More data. If the site owners want to do a little more work, they can learn considerably more about you:

  • Whether your browser supports Java and/or JavaScript
  • What browser plug-ins you have loaded
  • How large your monitor is and how many colors it's using at the moment
  • How many Web pages you have viewed in this window
  • The local time according to your computer
  • Who your ISP is, where it's located, and who its upstream provider is

Server logs. All Web servers store basic information about every request they process. For example, I just now visited the DigitalMASS home page. My single click left 5 records in this site's server log and 28 more in the log file of akamai.net (which DigitalMASS uses to serve some of its graphics files). Each log-file record contains my IP address, the time, information about my browser, the page I was viewing when I clicked, and other information.
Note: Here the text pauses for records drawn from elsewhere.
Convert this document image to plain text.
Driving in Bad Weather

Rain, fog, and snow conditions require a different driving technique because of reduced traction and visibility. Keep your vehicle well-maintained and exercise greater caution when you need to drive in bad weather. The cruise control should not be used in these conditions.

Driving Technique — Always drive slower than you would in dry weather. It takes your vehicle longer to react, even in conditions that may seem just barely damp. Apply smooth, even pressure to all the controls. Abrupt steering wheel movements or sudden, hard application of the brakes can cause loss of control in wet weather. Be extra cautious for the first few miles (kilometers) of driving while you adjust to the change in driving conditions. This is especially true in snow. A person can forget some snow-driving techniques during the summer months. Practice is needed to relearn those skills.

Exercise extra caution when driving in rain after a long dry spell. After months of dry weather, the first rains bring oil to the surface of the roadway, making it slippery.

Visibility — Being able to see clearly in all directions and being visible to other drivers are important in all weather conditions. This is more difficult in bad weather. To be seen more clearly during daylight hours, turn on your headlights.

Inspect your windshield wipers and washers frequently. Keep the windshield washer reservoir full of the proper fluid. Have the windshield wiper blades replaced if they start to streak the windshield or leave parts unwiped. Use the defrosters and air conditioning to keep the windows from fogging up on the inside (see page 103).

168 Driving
Visit this page on Privacy.net for a good overview of what log-file entries look like and how to read them.

Many Web sites store their server logs in a database and analyze their visitors using powerful data-mining tools. Others simply dump the log files out onto the Web for all to see.

Cookies. If the last few paragraphs have succeeded in making you uneasy about how much you reveal while surfing the Web in imagined anonymity, consider how much more you disclose when you accept cookies from the sites you visit.

A cookie can act as a unique identifier for your computer. A site can't count on your IP address (which it gets from the server log) to identify you, because you may be assigned a different IP address the next time you dial in to your ISP. Or you may be visiting from behind a firewall at work, and all the site has to go on is the IP address of the firewall. If your browser returns your own computer's unique identifier (i.e., their cookie) each time you visit, it becomes possible to correlate your actions on the site across weeks and months.

Let's say you visit a toy company's site in July. Their server stores a cookie on your computer without your awareness. Every few weeks you go back to see what's new, browsing for toys your kids might enjoy. The site's owners don't know who you are, but they can tie your visits together using their cookie. They can mine the server-log data for insights into how the site's navigation is working (what paths did you take through the pages?), which pages aren't pulling their weight (what's the last page you saw in each visit?), etc. So far so innocent.

Months later, as the holidays approach, you finally buy a toy from the site. As soon as this transaction reveals your identity the site owners can -- if they wish -- tie together your entire history on the site with other data about you, data purchased perhaps from a credit agency, a direct-mail marketing firm, or a magazine.

Now consider how much more data DoubleClick can collect about you. The Internet ad agency serves ads, with a side of cookies, for more than a thousand popular Web sites. DoubleClick can mine your meanderings across hundreds of sites over a period of months or years. If they are ever able to associate a real-world identity with your unique DoubleClick-assigned cookie, think how much more they could learn.

For hands-on fun, visit Privacy.net's simulated advertising collaborative. It demonstrates, quite graphically, how such cross-site tracking operates.